There she hammered shaped and soldered silver and precious stones into the jewellery she designed and sold on an internet website. It was painstaking, delicate work, which required a keen eye and full concentration. While she worked, her elegant seal point Siamese cat, Koko, sat like a sentinel on the bench by her side. When Caroline felt a familiar tightening round her brow she knew that one of the nasty migraines she occasionally suffered from was threatening. Soon afterwards she finished off for the night, tidied up and went up to bed.

Of course by then, even though she’d taken her medication to dull the migraine, she was still too stressed to sleep. Tomorrow she would have to start looking for accommodation, she decided, fighting to stave off a growing sense of panic. Finding somewhere suitable to live would not be easy, because she needed space to work as well. Her jewellery business was currently her family’s only means of support, aside from their small state pensions.

‘Caro?’ The next morning Isabel Hales limped painfully into the kitchen where Caroline was preparing breakfast. ‘Do you think Matthew’s parents would be willing to give us a loan for your sake?’ she asked hopefully

Caroline went pale and tensed. ‘I don’t think so. Settling Matthew’s debts was a matter of pride to them. But they’re not the type to splash out their cash unless it’s likely to benefit them in some way.’

‘If only you’d given them a grandchild everything would have been so different,’ the older woman replied, in a sharp tone of reproach.
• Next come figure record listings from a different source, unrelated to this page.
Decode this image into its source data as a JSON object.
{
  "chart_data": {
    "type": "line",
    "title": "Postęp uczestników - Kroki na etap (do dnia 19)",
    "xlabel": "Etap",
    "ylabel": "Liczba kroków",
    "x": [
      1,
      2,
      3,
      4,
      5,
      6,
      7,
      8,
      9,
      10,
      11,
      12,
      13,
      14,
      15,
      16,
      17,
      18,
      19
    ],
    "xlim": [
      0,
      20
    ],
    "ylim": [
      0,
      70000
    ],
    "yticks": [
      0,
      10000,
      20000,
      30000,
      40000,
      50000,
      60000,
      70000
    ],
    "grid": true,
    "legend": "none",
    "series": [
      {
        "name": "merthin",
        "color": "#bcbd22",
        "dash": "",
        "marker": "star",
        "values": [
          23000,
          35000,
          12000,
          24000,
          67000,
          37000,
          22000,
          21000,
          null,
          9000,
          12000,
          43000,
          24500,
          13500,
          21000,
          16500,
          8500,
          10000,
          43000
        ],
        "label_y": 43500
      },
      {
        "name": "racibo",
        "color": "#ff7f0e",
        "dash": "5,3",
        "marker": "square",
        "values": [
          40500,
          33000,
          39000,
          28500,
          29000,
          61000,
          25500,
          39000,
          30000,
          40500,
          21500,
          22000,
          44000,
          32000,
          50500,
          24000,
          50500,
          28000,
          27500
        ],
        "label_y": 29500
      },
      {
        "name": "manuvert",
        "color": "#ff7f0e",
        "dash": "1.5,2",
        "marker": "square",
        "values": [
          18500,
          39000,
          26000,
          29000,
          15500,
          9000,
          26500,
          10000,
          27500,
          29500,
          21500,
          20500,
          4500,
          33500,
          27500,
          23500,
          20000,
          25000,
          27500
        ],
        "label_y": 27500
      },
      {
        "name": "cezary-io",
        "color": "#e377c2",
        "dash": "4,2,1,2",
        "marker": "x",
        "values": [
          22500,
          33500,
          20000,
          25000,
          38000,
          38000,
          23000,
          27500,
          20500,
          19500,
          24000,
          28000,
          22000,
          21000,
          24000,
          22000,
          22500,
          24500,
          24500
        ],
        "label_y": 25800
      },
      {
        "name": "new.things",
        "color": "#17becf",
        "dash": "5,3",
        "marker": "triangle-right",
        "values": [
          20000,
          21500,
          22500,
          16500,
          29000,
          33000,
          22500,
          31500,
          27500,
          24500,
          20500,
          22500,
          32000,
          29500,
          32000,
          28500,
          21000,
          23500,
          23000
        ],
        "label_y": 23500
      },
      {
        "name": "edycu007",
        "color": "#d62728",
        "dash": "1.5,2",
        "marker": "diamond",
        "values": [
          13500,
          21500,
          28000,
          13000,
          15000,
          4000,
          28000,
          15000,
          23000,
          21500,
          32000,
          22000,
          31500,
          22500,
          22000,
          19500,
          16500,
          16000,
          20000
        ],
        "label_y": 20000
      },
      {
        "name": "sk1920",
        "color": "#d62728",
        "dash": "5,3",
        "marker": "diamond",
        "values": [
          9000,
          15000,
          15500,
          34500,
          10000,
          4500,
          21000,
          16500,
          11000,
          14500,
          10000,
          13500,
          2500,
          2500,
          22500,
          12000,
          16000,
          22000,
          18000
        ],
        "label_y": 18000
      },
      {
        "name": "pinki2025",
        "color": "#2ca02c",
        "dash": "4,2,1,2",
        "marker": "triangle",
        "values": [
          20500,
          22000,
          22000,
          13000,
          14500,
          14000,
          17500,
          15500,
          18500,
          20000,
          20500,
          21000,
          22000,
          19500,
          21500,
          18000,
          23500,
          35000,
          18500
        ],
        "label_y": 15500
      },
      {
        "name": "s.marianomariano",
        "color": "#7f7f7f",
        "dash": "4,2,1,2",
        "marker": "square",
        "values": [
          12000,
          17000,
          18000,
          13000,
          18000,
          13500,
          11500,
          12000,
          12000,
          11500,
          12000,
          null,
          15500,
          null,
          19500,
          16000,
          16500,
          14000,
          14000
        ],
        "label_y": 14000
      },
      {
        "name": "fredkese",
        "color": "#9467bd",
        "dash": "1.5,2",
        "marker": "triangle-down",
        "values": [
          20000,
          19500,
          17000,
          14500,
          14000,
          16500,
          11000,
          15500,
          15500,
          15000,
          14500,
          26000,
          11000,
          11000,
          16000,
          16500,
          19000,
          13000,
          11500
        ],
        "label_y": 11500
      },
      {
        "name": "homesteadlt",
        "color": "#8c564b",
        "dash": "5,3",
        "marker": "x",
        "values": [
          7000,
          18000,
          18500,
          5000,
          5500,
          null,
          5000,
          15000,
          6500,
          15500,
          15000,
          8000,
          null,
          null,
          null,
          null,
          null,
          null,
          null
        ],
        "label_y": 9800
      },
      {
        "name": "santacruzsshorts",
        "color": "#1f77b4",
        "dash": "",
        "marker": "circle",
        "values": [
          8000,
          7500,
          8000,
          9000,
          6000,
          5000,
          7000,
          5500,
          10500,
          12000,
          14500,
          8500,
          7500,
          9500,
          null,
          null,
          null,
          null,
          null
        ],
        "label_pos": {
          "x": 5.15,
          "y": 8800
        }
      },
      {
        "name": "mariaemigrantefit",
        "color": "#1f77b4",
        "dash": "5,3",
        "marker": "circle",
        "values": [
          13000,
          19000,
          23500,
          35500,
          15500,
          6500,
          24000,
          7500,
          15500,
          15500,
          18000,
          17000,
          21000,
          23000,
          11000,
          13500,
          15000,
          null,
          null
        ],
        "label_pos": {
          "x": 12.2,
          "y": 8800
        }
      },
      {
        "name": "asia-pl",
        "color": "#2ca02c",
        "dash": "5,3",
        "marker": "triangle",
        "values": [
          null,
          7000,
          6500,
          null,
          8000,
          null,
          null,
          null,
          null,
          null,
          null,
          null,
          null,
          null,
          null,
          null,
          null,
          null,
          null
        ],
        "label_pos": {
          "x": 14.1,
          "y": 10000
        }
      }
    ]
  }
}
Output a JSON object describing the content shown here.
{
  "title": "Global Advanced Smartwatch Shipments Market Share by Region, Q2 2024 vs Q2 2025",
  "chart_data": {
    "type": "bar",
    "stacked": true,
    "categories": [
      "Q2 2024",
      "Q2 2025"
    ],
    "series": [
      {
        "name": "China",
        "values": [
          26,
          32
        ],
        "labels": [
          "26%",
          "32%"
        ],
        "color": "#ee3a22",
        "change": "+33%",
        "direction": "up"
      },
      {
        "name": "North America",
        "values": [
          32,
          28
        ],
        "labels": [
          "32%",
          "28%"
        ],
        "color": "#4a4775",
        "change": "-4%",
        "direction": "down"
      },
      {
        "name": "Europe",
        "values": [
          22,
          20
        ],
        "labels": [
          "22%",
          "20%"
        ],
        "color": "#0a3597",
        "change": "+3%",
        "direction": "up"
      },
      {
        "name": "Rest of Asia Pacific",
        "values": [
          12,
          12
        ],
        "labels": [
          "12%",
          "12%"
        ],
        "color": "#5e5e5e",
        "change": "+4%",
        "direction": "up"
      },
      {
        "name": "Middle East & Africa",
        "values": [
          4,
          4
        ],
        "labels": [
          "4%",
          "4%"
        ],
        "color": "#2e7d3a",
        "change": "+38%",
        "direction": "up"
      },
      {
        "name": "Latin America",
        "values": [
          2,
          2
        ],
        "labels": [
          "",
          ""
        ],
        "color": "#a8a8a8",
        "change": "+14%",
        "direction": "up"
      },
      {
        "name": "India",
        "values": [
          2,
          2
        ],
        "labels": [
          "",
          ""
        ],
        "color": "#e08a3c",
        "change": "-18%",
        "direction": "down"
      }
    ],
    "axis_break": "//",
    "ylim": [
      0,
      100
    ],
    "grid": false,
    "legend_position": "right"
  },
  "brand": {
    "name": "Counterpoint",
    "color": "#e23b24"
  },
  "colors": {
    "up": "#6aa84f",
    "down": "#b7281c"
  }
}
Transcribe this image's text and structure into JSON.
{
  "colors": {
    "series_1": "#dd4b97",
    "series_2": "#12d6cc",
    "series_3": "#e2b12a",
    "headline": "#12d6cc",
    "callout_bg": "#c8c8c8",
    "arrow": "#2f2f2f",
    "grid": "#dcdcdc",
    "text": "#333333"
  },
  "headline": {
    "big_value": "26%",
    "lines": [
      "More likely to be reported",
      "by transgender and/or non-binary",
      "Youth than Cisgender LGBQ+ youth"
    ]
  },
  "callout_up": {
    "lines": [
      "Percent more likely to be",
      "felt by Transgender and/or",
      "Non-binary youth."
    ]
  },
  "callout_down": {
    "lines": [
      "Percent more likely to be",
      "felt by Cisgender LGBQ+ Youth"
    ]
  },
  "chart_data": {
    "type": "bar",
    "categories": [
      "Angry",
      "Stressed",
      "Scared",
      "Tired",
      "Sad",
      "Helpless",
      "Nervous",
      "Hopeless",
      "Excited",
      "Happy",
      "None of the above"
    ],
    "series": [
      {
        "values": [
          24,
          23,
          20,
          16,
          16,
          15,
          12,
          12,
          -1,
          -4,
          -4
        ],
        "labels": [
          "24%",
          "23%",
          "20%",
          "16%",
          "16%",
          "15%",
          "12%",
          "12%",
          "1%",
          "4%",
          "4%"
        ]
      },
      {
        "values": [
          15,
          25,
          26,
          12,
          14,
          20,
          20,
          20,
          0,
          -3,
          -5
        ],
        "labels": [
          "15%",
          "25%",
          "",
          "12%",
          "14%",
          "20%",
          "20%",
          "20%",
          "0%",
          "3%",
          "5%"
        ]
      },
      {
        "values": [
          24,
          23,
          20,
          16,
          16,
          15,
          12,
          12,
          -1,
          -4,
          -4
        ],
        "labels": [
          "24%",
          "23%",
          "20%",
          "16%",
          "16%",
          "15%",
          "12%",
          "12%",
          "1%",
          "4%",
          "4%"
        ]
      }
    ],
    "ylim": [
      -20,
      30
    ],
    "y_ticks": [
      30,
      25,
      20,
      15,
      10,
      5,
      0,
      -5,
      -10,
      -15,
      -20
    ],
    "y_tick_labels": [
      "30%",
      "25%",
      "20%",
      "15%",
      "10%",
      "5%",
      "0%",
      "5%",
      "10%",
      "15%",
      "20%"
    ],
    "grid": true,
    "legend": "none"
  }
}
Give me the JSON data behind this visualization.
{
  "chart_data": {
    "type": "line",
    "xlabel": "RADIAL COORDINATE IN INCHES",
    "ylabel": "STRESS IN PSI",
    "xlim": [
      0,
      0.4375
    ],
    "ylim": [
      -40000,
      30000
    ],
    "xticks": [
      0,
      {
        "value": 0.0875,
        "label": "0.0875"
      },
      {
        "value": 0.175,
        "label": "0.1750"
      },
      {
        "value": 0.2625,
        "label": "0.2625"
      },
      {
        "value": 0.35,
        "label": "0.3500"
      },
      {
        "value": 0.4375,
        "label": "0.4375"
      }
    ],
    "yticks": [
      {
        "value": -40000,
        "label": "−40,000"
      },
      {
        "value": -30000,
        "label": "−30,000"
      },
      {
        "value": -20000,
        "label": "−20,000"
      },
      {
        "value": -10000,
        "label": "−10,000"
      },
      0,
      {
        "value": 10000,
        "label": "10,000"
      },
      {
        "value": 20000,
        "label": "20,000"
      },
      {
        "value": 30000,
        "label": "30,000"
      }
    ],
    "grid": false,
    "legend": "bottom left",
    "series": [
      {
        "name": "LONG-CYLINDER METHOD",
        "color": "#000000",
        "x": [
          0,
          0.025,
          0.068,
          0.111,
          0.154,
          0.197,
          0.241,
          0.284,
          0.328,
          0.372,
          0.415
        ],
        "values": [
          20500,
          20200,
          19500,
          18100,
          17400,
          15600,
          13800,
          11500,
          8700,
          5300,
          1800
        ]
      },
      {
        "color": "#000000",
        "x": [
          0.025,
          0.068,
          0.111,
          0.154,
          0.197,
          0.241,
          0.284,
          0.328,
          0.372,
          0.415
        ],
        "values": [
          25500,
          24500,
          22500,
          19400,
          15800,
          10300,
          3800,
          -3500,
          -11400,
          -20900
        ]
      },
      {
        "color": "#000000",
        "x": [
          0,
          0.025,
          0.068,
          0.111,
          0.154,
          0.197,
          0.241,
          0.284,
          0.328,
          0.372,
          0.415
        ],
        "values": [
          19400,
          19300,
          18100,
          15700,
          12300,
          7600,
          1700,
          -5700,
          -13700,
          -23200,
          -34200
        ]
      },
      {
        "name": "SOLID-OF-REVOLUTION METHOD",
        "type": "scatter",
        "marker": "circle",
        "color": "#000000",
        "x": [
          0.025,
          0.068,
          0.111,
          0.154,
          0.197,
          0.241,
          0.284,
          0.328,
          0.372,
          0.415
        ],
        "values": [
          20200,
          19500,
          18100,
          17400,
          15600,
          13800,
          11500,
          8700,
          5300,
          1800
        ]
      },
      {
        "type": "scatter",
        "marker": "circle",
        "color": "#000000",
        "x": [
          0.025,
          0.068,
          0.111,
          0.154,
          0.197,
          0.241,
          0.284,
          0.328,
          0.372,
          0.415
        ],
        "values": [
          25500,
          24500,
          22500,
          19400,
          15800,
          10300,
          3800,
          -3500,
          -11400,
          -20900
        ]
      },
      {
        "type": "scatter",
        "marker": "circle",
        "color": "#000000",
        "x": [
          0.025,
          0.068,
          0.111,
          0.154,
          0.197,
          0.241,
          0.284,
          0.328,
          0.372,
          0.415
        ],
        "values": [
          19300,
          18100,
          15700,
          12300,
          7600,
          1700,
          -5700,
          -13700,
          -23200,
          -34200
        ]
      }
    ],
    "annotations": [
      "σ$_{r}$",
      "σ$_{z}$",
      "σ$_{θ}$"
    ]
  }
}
‘I know.’ Stinging tears burned the back of Caroline’s lowered eyes. The Baileys had thrown that omission at her as well while she’d still lived with them. Evidently her failure to produce a child had been her worst flaw as a daughter-in-law, but the Baileys had also insinuated that, had she been a better wife, Matthew would have spent more time at home. She’d had a mad desire to tell them the truth about her marriage, but had mercifully contrived to keep a still tongue in her head. She could not even bear to think about the years she had lost to her unhappy marriage, and nobody would benefit from her talking now about what she had kept hidden for so long. It would only devastate Matthew’s parents and shock and upset her own.